中空胶囊Mo/HZSM-5催化甲烷无氧芳构化的积炭研究

Coke Mechanism of Hollow Capsule Mo/HZSM-5 During Methane Dehydroaromatization

【目的】甲烷无氧芳构化反应是天然气化工领域的一个前沿研究课题。【方法】采用浸渍法制备Mo/商用HZSM-5、Mo/纳米HZSM-5和Mo/中空胶囊HZSM-5催化剂。采用ICP、XRD、N2物理吸附、SEM、TEM、NH_(3)-TPD和XPS表征技术研究了三种Mo基分子筛的物化性质,并考察其甲烷无氧芳构化性能。采用TG和TPO手段定性和定量分析了三种催化剂的积炭分布情况。通过周期^(12)CH_(4)/^(13)CH_(4)同位素切换脉冲技术追踪甲烷芳构化过程中Mo/中空胶囊HZSM-5上的碳循环路径。【结果】催化剂孔道内活性碳物种会参与到苯的形成中。Mo/中空胶囊HZSM-5催化剂具有较高的CH_(4)转化率和芳烃收率,以及良好的催化寿命。Mo/纳米HZSM-5和Mo/中空胶囊HZSM-5的分子筛晶粒尺寸和酸强度相近,而Mo/中空胶囊HZSM-5的失活速率最小,这可能归因于中空胶囊结构中反应物和产物传质更快。

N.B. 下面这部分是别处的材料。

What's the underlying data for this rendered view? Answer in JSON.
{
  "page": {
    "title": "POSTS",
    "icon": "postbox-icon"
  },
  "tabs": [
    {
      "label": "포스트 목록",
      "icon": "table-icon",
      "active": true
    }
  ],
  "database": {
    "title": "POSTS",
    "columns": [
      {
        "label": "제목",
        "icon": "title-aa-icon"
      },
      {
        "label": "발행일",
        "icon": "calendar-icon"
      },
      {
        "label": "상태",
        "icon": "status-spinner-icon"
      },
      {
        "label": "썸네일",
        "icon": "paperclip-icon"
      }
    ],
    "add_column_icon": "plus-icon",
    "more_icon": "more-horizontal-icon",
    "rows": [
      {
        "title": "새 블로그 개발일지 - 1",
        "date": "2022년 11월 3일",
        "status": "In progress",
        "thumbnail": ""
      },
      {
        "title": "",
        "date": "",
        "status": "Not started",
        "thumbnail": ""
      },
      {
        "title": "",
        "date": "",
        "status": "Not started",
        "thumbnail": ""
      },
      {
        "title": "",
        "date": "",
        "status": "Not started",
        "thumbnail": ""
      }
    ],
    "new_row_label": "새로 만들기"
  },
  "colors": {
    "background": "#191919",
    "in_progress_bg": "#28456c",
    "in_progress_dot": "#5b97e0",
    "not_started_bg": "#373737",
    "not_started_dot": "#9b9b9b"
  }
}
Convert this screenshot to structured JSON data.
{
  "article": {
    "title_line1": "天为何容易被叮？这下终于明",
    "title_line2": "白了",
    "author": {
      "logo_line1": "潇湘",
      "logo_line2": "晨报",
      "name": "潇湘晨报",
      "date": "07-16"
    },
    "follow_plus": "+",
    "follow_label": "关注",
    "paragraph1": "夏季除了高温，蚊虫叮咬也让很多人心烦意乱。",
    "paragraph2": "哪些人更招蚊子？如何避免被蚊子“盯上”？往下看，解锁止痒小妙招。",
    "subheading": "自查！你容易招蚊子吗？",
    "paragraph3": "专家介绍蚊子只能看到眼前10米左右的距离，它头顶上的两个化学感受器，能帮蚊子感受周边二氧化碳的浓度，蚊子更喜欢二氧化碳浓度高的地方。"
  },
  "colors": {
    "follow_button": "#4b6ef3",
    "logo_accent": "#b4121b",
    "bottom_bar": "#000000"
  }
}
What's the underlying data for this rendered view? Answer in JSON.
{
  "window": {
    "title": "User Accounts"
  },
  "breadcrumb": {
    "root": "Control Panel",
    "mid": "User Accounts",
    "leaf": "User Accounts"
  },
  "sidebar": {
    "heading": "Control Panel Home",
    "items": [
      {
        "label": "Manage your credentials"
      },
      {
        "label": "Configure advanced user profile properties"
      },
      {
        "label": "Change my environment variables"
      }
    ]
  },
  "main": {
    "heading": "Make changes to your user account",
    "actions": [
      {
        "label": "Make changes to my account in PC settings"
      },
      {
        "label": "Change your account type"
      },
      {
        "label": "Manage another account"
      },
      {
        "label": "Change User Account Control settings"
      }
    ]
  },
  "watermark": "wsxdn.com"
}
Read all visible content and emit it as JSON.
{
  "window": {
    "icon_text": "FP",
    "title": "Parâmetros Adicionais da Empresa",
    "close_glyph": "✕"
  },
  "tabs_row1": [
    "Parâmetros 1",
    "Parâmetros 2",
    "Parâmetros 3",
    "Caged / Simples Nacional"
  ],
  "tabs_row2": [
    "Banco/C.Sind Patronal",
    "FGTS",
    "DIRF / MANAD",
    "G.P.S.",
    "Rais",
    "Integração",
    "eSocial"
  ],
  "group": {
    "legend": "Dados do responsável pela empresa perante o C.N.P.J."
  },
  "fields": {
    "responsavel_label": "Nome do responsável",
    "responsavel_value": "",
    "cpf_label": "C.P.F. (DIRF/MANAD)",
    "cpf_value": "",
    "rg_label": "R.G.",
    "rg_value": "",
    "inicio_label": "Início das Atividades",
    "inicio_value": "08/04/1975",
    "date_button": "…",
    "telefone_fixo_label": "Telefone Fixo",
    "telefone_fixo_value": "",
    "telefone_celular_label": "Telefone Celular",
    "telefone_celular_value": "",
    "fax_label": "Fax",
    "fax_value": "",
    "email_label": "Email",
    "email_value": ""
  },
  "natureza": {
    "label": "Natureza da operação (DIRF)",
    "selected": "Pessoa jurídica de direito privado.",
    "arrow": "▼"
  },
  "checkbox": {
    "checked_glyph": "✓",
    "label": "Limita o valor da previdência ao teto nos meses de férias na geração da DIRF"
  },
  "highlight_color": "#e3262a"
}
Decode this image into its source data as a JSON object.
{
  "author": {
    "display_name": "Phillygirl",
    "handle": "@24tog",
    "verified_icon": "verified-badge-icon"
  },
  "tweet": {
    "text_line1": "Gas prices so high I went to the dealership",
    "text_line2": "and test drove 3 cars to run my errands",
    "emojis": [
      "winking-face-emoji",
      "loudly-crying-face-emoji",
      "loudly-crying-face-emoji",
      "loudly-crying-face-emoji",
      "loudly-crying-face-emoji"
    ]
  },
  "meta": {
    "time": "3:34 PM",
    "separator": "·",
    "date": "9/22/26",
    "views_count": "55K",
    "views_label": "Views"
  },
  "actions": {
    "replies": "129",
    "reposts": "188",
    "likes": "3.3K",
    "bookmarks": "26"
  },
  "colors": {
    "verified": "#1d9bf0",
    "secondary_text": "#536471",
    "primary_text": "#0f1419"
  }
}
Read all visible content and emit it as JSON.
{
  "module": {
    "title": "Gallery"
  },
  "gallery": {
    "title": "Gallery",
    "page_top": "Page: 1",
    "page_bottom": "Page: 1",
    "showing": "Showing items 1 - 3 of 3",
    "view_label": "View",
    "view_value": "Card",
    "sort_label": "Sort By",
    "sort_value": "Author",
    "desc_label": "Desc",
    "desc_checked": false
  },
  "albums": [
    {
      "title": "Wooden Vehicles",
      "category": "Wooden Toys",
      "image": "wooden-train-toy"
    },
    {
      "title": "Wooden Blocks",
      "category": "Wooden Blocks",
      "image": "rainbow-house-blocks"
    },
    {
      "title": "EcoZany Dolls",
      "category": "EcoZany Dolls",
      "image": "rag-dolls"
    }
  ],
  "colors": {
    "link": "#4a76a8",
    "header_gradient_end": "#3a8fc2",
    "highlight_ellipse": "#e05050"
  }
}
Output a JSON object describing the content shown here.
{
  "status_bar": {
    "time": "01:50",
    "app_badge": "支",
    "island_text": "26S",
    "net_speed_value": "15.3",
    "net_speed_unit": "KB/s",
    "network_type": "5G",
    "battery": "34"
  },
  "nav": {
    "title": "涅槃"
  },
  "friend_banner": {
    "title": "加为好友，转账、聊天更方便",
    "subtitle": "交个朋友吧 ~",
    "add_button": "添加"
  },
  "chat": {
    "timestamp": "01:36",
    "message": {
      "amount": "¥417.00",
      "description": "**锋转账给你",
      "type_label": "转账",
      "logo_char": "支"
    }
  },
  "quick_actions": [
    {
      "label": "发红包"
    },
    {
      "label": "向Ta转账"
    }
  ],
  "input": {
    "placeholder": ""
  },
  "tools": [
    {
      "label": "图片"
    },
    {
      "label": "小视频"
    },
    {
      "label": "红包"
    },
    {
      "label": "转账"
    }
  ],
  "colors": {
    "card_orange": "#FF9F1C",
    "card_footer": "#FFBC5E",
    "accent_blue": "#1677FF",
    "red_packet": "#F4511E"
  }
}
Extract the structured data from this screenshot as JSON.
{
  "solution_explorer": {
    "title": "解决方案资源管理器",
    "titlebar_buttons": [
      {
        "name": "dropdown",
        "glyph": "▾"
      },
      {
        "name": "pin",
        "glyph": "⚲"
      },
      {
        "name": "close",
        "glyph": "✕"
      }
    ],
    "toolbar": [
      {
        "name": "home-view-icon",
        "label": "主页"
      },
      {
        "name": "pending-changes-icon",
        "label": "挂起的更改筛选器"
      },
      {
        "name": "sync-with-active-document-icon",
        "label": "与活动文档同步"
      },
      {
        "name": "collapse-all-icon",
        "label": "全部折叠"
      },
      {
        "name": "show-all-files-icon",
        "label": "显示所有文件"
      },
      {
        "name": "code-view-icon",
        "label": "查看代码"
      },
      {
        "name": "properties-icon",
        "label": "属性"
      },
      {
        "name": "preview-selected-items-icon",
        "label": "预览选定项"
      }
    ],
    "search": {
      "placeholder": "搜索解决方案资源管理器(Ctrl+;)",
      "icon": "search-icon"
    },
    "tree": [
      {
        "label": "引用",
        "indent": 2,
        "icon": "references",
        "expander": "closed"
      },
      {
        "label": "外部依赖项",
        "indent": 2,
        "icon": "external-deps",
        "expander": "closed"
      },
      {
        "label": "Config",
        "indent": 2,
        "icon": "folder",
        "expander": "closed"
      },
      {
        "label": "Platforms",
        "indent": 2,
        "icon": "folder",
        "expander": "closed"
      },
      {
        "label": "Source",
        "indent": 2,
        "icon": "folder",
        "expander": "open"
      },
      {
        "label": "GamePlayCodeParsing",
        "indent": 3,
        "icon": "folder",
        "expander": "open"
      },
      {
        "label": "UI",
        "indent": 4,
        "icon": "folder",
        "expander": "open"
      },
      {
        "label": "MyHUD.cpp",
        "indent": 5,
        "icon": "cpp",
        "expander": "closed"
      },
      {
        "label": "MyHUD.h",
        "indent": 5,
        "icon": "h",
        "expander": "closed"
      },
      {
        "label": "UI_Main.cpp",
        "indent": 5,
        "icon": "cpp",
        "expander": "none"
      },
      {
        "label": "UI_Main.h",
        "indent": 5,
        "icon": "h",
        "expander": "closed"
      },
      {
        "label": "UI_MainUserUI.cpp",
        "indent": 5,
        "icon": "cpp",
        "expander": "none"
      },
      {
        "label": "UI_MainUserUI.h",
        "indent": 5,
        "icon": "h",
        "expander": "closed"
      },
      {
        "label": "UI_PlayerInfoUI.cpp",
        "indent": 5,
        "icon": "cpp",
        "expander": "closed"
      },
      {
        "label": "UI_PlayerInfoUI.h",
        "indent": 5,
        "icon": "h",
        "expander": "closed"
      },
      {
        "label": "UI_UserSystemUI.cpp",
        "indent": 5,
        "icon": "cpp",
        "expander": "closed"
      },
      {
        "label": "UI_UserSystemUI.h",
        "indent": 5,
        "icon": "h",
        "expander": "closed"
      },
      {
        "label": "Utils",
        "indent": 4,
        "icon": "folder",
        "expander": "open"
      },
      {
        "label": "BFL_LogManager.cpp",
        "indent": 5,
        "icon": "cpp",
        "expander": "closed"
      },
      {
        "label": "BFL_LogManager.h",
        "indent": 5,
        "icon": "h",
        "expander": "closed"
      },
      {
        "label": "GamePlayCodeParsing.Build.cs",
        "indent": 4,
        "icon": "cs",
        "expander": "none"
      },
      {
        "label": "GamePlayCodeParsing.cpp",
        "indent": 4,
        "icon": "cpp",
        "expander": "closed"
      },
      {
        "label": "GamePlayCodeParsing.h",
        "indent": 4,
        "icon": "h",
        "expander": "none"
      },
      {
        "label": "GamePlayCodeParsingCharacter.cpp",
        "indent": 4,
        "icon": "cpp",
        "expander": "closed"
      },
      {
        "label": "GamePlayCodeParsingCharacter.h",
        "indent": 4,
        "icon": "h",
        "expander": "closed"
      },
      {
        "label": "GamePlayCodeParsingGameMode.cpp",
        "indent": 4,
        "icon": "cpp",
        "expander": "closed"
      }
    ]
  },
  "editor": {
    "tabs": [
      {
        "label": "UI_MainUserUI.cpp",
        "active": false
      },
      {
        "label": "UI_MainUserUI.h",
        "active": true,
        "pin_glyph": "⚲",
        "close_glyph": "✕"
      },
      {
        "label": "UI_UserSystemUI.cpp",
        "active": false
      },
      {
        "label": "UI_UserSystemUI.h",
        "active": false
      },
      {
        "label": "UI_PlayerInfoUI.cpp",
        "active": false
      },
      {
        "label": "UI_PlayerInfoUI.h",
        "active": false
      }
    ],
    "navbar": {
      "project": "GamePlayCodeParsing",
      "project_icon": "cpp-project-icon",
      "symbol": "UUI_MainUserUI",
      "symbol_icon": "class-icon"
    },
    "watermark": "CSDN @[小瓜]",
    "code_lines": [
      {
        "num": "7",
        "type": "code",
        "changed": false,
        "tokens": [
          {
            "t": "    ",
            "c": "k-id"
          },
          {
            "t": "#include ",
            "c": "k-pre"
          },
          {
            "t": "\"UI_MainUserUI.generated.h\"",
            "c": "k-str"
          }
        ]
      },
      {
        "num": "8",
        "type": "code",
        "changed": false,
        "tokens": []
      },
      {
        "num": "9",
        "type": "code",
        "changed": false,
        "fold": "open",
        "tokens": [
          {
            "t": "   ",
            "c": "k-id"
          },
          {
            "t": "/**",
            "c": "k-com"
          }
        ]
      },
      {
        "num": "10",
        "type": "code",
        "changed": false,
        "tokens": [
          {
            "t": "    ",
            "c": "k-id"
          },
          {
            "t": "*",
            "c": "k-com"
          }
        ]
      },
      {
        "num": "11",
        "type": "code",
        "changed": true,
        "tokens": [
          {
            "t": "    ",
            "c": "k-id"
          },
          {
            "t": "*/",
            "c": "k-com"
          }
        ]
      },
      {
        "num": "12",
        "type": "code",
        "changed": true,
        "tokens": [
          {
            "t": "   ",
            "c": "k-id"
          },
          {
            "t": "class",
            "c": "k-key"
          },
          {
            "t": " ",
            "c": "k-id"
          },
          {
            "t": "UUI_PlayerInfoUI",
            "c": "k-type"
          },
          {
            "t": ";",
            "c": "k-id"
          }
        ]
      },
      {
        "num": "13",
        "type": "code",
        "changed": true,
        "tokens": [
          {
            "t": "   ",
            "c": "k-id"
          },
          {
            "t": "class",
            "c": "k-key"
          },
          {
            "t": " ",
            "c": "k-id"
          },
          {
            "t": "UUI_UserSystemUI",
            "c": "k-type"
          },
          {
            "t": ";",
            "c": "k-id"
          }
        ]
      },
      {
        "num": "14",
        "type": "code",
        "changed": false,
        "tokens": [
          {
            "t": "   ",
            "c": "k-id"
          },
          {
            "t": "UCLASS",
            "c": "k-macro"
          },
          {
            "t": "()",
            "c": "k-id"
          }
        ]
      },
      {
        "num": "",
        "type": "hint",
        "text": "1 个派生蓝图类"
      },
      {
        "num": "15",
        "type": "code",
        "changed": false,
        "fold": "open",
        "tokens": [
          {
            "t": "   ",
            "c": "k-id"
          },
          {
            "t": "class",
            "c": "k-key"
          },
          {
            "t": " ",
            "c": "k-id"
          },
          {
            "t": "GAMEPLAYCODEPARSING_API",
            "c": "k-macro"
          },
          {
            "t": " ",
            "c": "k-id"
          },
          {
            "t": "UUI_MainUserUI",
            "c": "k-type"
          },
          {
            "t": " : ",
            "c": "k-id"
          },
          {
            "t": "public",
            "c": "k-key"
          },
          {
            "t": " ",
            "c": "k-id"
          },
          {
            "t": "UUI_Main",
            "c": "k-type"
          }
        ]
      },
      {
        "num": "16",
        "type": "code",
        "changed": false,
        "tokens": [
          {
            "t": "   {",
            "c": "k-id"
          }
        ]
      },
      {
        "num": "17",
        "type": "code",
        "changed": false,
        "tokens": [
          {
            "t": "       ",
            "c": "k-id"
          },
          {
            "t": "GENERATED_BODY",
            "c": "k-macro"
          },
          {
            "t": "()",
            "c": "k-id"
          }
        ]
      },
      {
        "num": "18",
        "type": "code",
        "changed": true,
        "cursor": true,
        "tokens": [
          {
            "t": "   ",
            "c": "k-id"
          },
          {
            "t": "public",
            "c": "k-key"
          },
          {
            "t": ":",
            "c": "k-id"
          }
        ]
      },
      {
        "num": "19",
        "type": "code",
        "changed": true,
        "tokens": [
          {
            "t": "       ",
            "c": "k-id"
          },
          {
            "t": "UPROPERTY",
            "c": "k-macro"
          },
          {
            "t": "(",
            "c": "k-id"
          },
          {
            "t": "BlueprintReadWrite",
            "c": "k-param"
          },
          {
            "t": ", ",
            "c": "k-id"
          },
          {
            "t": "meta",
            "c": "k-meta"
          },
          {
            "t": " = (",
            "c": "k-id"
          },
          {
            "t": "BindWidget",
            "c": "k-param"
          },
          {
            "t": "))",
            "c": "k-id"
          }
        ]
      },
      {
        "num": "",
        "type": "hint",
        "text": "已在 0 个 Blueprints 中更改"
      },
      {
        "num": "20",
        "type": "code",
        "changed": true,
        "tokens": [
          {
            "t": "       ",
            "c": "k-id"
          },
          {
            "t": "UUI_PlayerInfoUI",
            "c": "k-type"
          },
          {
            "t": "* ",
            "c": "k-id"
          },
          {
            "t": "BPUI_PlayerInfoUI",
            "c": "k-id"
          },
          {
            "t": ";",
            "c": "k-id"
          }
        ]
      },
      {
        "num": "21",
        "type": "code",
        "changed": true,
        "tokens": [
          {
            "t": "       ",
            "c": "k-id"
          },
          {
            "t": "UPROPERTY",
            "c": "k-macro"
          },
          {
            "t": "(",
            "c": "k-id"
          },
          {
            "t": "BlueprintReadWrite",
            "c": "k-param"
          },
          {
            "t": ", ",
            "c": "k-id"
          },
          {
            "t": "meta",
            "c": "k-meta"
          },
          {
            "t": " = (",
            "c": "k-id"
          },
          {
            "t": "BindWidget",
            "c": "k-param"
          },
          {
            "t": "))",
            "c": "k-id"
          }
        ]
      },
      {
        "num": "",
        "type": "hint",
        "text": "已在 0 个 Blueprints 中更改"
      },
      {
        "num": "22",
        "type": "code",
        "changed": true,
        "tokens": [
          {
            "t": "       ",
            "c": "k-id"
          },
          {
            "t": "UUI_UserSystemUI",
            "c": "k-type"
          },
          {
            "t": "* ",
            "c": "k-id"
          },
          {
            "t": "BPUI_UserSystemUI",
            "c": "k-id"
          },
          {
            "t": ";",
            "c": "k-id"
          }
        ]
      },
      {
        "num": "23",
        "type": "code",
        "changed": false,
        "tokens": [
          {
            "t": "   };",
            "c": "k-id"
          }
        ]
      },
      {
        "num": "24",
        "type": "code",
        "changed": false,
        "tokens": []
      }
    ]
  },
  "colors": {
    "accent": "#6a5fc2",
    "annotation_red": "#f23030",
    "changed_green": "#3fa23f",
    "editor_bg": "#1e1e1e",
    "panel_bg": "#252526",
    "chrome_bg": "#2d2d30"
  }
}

【Purposes】Methane dehydroaromatization(MDA)is a frontier topic in the field of natural gas chemical industry.【Methods】Mo/commercial-HZSM-5,Mo/nano-HZSM-5,and Mo/hollow capsule HZSM-5 were synthesized by using a conventional wet impregnation strategy.The samples were characterized by ICP,XRD,BET,SEM,TEM,NH_(3)-TPD,and XPS,and tested in MDA reaction.The properties of carbonaceous species were measured by TG and TPO techniques.The carbon cycle path was investigated through periodic^(12)CH_(4)/^(13)CH_(4)isotope switch pulse experiment over Mo/hollow capsule HZSM-5 catalyst during MDA reaction.【Findings】The active carbonaceous species located inside the pores could take part in the formation of ben-zene.Among these three Mo-based catalysts,the Mo/hollow capsule HZSM-5 showed higher CH_(4)conversion and aromatic yield,as well as superior catalytic lifespan.Compared to Mo/nano-HZSM-5 in zeolite particle size and acidity,Mo/hollow capsule HZSM-5 with lower deactivation rate is attributed enhanced gas molecules diffusion in its hollow capsule structure.